BS: Itolizumab is a clinical-stage, first-in-class monoclonal antibody that selectively targets the CD6-ALCAM pathway, which plays a central role in modulating the activity and trafficking of effector T cells that drive a number of immune-inflammatory diseases.

LL: What role does CD6 play in autoimmunity?

BS: CD6 is a novel co-stimulatory receptor that uniquely modulates T cell activity and trafficking. It is a key checkpoint in regulating effector T cells that are central to autoimmune responses. CD6 binds activated leukocyte cell adhesion molecule (ALCAM). ALCAM is expressed on both antigen-presenting cells and tissue including the skin, gut, lung and kidney.

In preclinical studies, blockade of CD6 with itolizumab leads to reduction in effector T cell activation and proliferation. Additionally, inhibiting the binding of ALCAM to CD6 with itolizumab modulates lymphocyte trafficking and reduces effector T cell infiltration into inflamed tissues.

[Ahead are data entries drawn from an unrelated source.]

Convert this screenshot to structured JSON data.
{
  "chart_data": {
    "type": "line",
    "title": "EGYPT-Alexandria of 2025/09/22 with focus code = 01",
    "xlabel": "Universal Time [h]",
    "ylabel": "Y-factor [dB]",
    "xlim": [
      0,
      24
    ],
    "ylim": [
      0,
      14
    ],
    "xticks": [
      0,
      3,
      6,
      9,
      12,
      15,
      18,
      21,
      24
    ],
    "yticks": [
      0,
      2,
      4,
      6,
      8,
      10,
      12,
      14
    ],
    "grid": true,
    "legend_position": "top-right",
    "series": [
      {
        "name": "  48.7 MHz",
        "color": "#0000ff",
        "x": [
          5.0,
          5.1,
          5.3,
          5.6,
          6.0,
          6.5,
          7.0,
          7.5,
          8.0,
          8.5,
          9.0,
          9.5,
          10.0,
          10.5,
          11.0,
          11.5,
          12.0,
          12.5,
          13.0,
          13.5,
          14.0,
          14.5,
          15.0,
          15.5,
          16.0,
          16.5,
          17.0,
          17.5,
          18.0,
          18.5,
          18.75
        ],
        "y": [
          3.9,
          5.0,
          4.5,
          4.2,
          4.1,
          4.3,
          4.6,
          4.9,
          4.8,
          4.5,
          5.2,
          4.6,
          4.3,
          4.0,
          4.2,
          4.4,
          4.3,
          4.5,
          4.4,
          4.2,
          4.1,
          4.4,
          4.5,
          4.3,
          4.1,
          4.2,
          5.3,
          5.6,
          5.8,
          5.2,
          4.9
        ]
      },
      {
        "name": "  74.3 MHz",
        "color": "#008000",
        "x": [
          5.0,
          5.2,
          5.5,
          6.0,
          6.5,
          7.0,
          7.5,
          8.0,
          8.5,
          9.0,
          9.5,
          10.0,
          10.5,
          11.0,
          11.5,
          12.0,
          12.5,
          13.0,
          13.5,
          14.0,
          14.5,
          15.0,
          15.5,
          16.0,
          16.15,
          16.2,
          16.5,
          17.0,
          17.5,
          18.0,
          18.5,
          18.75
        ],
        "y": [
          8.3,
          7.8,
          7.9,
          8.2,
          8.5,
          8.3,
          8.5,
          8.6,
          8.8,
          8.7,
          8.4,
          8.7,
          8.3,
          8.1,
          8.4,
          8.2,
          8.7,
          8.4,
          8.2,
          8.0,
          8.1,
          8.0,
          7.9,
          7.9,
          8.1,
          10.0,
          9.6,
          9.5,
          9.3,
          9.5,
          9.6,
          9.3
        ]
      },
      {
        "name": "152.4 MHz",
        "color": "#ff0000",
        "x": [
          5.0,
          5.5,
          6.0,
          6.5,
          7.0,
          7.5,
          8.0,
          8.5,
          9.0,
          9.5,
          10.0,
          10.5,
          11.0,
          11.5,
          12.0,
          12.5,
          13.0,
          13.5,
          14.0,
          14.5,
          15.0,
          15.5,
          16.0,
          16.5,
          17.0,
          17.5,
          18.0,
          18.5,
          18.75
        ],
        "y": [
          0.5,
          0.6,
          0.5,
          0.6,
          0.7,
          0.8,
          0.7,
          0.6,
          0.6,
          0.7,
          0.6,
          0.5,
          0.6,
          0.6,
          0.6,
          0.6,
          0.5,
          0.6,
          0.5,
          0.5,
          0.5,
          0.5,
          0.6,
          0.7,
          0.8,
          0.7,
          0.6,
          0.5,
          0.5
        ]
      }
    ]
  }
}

Our work with CD6 builds upon the research conducted from researchers at the Dana-Farber Cancer Institute, our partner Biocon, and other leading academic centers. Today there are numerous peer reviewed publications related to the novel CD6 checkpoint receptor and targeting the CD6-ALCAM pathway.

LL: Can you elaborate on the clinical progress of itolizumab?

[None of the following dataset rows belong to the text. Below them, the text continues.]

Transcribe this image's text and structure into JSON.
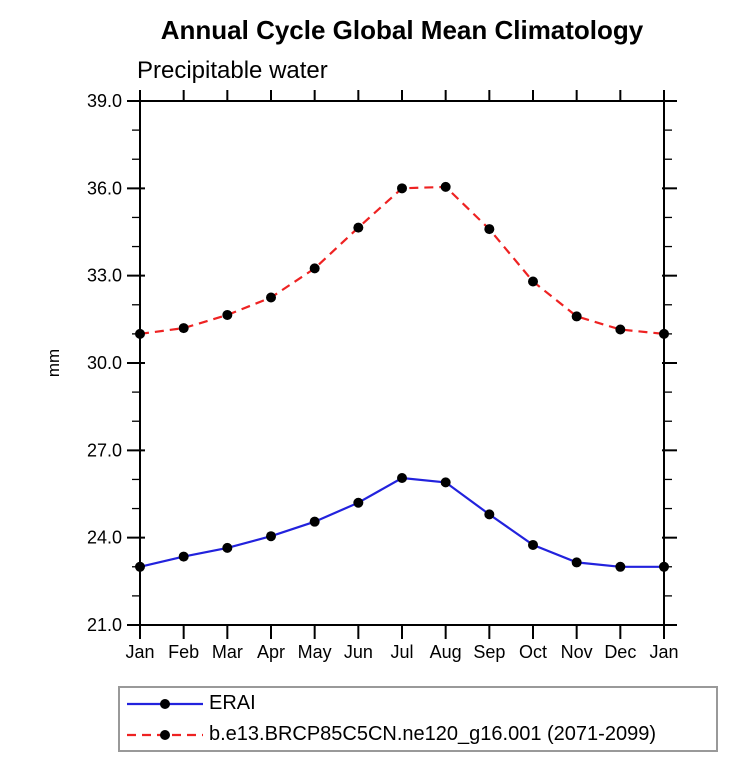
{
  "chart_data": {
    "type": "line",
    "title": "Annual Cycle Global Mean Climatology",
    "subtitle": "Precipitable water",
    "ylabel": "mm",
    "xlabel": "",
    "categories": [
      "Jan",
      "Feb",
      "Mar",
      "Apr",
      "May",
      "Jun",
      "Jul",
      "Aug",
      "Sep",
      "Oct",
      "Nov",
      "Dec",
      "Jan"
    ],
    "ylim": [
      21.0,
      39.0
    ],
    "ytick_step": 3.0,
    "yminor_step": 1.0,
    "ytick_format_decimals": 1,
    "grid": false,
    "legend_position": "bottom",
    "axis_color": "#000000",
    "marker_color": "#000000",
    "legend_border_color": "#999999",
    "series": [
      {
        "name": "ERAI",
        "color": "#2222dd",
        "style": "solid",
        "marker": "circle",
        "values": [
          23.0,
          23.35,
          23.65,
          24.05,
          24.55,
          25.2,
          26.05,
          25.9,
          24.8,
          23.75,
          23.15,
          23.0,
          23.0
        ]
      },
      {
        "name": "b.e13.BRCP85C5CN.ne120_g16.001 (2071-2099)",
        "color": "#ee2222",
        "style": "dashed",
        "marker": "circle",
        "values": [
          31.0,
          31.2,
          31.65,
          32.25,
          33.25,
          34.65,
          36.0,
          36.05,
          34.6,
          32.8,
          31.6,
          31.15,
          31.0
        ]
      }
    ]
  }
}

BS: Itolizumab is currently being studied in three different indications: acute graft-versus-host disease (aGVHD), uncontrolled moderate to severe asthma and lupus/lupus nephritis. This is an important catalyst year for Equillium as we expect initial data from all three programs in 2H 2020.

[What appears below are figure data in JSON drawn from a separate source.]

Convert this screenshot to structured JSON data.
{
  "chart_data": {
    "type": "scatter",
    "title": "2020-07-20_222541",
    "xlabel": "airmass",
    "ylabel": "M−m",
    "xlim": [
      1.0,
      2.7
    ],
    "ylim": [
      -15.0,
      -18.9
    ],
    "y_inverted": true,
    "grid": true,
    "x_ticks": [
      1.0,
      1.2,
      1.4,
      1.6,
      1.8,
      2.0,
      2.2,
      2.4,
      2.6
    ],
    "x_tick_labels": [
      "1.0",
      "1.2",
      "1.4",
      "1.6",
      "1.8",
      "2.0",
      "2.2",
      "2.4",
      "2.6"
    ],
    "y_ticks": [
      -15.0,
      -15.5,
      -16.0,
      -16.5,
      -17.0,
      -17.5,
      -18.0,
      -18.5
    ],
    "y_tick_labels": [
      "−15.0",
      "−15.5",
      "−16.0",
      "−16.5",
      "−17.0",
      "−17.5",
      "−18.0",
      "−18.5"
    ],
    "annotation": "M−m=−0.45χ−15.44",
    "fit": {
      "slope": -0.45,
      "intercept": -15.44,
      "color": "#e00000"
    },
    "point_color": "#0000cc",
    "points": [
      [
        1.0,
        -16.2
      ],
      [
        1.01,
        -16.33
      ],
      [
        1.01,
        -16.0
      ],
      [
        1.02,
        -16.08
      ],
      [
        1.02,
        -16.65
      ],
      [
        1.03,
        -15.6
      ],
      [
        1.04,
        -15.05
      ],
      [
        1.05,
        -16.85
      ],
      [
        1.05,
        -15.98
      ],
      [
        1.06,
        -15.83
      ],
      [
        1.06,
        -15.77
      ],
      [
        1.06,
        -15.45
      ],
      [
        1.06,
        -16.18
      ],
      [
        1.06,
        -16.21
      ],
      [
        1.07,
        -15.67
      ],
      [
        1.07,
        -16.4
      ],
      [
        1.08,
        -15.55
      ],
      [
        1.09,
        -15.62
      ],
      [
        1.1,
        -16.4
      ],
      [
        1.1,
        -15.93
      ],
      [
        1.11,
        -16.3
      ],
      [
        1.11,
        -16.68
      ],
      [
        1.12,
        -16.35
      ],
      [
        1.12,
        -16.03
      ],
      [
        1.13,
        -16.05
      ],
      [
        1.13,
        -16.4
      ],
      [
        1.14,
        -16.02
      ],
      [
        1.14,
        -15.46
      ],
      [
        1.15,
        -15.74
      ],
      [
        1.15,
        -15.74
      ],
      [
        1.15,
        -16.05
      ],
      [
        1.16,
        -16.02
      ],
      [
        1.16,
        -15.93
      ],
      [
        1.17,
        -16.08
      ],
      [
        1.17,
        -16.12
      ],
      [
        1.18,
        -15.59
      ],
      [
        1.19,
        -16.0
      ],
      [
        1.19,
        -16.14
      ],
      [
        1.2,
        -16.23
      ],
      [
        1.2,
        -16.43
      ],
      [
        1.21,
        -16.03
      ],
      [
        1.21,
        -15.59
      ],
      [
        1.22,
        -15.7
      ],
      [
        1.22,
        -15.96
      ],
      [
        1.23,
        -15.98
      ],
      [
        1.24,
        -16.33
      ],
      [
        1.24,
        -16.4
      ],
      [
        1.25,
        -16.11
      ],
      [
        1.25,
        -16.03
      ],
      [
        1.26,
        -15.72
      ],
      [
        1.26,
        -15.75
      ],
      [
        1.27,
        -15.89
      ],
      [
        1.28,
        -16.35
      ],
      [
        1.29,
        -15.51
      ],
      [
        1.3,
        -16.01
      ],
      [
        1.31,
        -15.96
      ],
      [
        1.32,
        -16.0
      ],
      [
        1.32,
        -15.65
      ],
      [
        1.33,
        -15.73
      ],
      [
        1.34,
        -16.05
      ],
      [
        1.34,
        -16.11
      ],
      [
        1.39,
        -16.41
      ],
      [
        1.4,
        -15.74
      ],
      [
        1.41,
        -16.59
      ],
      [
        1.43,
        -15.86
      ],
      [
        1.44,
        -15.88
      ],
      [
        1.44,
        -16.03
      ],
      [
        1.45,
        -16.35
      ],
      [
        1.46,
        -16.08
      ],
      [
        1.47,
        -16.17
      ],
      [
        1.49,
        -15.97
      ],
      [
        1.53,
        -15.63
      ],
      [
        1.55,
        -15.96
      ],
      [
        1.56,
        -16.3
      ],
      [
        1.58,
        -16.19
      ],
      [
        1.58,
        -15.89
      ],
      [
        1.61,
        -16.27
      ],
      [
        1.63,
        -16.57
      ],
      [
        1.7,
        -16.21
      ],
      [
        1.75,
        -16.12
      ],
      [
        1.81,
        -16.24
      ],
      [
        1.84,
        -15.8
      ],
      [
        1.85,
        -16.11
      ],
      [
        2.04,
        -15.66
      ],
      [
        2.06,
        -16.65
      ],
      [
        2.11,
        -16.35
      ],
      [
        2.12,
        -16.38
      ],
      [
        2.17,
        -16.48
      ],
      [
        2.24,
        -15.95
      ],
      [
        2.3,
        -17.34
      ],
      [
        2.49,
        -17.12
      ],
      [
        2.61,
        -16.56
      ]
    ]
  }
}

• The EQUATE study of patients with acute graft versus host disease is an open-label Phase Ib multiple dose ascending study. Currently there are no approved therapies for initial treatment of this disease. Standard-of-care treatment for aGVHD patients is high doses of steroids that put patients at risk of infections and other complications, and historically have poor response rates in high-risk patients.
  
  
• The EQUIP study of patients with uncontrolled moderate to severe asthma is a Phase Ib randomized double-blind, placebo-controlled multiple dose ascending study in asthma patients who are uncontrolled on standard therapies, including corticosteroids or recently approved biologic therapies.
  
  
• The EQUALISE study of patients with lupus and lupus nephritis is a two-part Phase Ib study, which includes an open-label cohort in lupus patients without kidney involvement, and a randomized, double-blind, placebo-controlled multiple ascending dose study in patients with lupus nephritis. Historically, if you look at lupus, there were a lot of failures and pharma companies sitting on the sidelines. However, the knowledge of the underlying biology has evolved to a point where we think there is opportunity for different targeted treatments for this heterogeneous disease, and ultimately combination therapies could become an important approach to managing this disease. With our program in lupus nephritis, we are also exploring the opportunity to include a personalized medicine approach by incorporating a urinary biomarker that could help gauge response rates and monitor disease progression. 
  

Each of these studies will allow us to understand the safety of itolizumab in these different disease areas and understand what potential dose we will carry forward. This is important as we consider making a larger investment in Phase II studies to advance the program.

Bruce Steel was speaking with Laura Elizabeth Lansdowne, Senior Science Writer for Technology Networks.